Use this quick reference as you budget. It recaps common add-ons that appear across treatment plans and what they tend to add.

Line Item Typical Amount Where It Applies
Consult plus cone-beam CT $150–$450 Implants, complex extractions, pathology, orthognathic work.
IV sedation fee $250–$1,000+ Extractions, implants, grafting, long visits.
Guided implant surgical stent $250–$800 Implant placement with digital planning.
Bone graft material $250–$1,200 Socket preservation, ridge augmentation, sinus lift.
Abutment + crown $1,100–$3,300 Finishing a single-tooth implant.
Hospital or ASC fee $4,000–$20,000+ Jaw surgery, complex infection, major trauma.

How To Build Your Personal Estimate

Here’s a simple framework you can bring to a consult. It turns a jumble of numbers into a plan you can approve with confidence.

Step 1: Confirm The Problem List

List each tooth or site and the planned procedure. Note whether imaging shows impaction, infection, bone loss, or sinus proximity. Clarity here prevents mismatched quotes later.

Step 2: List The Codes And Units

Ask for the exact codes and expected anesthesia time. Codes make it easy to check coverage and allowed amounts with your insurer.

Step 3: Price The Setting

Is it in the office, an ambulatory center, or a hospital? Ask for written estimates from each party: surgeon, facility, and anesthesia group.

Step 4: Check Plan Rules

Verify pre-authorization, medical-necessity language, waiting periods, and annual maximums. If orthodontics ties into jaw surgery, ask how braces are handled and whether their costs land under dental or medical benefits.

Step 5: Time Your Care

If a covered case will push you near the plan’s annual cap, finishing related visits in the same plan year can shrink your share. For elective items with no coverage, look for seasonal fee specials or discount plans that make sense.

Safety, Training, And Why Fees Differ

Oral surgeons receive extensive training in office anesthesia and emergency response. Practices that invest in team training, monitoring, and rescue gear may charge more, and that can be a fair trade for comfort and safety. Deep sedation brings more personnel and equipment, which shows up on the bill.

Quick Answers To Common Price Questions

Is Removing Four Wisdom Teeth $800 Or $4,000?

Both figures show up, and the difference comes from impaction level, sedation, and geography. Four erupted teeth with local anesthesia sit near the low end; four fully impacted teeth with IV sedation sit near the high end.

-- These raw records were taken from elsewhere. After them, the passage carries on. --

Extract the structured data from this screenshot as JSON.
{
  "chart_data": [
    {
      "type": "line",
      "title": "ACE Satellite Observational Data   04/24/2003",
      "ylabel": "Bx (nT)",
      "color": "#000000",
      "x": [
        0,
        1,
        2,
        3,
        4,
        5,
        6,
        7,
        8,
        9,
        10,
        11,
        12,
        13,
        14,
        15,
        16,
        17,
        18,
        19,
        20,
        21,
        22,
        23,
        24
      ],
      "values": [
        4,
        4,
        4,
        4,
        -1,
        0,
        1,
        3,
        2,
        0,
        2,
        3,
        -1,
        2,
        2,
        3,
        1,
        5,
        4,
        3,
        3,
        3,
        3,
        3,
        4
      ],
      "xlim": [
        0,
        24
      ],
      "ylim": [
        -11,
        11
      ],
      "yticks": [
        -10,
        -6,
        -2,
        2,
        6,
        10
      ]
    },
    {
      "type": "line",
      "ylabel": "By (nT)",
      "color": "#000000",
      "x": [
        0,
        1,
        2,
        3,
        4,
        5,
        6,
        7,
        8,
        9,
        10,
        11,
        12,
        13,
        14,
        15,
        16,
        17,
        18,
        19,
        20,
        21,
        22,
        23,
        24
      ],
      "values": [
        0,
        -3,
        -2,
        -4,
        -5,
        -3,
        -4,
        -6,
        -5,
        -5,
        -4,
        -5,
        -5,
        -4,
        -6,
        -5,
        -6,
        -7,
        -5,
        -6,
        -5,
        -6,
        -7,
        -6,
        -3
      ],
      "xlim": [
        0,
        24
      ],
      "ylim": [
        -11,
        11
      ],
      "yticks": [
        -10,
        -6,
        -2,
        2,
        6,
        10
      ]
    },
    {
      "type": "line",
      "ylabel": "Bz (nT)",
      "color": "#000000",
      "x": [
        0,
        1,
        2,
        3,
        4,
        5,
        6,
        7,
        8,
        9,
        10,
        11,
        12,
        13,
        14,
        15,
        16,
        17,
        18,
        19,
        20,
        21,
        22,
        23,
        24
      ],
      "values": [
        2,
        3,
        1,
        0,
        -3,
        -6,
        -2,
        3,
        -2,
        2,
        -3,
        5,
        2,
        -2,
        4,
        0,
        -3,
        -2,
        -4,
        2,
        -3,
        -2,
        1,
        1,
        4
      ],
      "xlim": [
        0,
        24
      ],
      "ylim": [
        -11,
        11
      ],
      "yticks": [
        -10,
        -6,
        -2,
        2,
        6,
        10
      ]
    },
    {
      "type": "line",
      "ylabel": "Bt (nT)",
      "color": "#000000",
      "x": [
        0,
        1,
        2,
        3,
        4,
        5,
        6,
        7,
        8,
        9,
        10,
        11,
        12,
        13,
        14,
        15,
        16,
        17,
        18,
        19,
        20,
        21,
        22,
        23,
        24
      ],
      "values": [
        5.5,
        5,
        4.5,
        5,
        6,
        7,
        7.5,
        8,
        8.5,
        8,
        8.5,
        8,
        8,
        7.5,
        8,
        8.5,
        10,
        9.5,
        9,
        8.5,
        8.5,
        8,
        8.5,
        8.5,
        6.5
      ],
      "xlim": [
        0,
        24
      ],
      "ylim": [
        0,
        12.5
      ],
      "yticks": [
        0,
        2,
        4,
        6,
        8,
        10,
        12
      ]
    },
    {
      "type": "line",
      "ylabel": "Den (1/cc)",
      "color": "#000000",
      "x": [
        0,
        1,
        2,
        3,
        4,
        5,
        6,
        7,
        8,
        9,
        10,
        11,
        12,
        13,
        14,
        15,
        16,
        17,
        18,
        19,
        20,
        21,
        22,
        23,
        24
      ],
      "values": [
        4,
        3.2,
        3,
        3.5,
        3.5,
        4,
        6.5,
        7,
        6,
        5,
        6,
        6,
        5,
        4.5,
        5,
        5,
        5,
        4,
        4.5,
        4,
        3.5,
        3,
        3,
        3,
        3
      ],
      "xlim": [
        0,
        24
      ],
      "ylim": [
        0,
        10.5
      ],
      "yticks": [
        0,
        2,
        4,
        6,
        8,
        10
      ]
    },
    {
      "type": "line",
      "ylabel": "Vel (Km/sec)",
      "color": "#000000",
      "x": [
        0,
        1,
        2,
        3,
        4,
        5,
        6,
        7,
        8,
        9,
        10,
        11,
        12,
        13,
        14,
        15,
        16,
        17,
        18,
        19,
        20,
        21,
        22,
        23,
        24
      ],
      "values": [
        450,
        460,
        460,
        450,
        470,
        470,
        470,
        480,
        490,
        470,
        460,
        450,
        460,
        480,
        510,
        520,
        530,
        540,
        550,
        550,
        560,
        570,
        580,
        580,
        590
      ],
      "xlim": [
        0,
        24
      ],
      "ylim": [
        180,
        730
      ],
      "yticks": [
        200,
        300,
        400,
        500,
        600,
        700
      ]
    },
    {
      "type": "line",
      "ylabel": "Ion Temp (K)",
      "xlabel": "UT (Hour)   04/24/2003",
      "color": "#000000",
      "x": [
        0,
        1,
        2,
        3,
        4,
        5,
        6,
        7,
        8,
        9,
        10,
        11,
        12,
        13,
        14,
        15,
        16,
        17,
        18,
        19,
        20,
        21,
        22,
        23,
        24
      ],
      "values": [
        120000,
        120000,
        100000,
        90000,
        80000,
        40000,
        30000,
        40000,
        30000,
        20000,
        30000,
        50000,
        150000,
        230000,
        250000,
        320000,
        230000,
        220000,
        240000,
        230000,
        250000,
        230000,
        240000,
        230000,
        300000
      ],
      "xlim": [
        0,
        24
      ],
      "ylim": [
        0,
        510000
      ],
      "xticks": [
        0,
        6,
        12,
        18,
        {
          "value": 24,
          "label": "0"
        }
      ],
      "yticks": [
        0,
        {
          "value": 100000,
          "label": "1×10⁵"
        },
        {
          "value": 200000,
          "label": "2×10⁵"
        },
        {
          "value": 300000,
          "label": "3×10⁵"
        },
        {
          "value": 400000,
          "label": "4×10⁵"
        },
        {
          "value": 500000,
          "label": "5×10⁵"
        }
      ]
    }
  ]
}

Why Do Implants Range So Widely?

Some sites need only the post and a basic crown. Others need grafting, a premium custom abutment, and a lab-made zirconia crown. Materials, lab tier, and the need for guides or sinus work drive spread.

Will Insurance Help With Jaw Surgery?

When a surgeon documents functional need—chewing, bite, airway—medical plans often step in. Many patients still face deductibles and coinsurance until the plan’s spending cap is reached.

The Takeaway

Simple extractions sit in the low hundreds per site. Single-tooth implant totals often run in the low thousands. Hospital-based jaw procedures can cross five figures. With a written plan, codes, and clear quotes from the surgeon, anesthesia, and facility, you can forecast your share and line up the right payment route long before surgery day.

References and policy notes: anesthesia safety standards for office-based care come from professional bodies, and annual spending caps on health plans are defined by federal rules. See the linked sources in the body for details.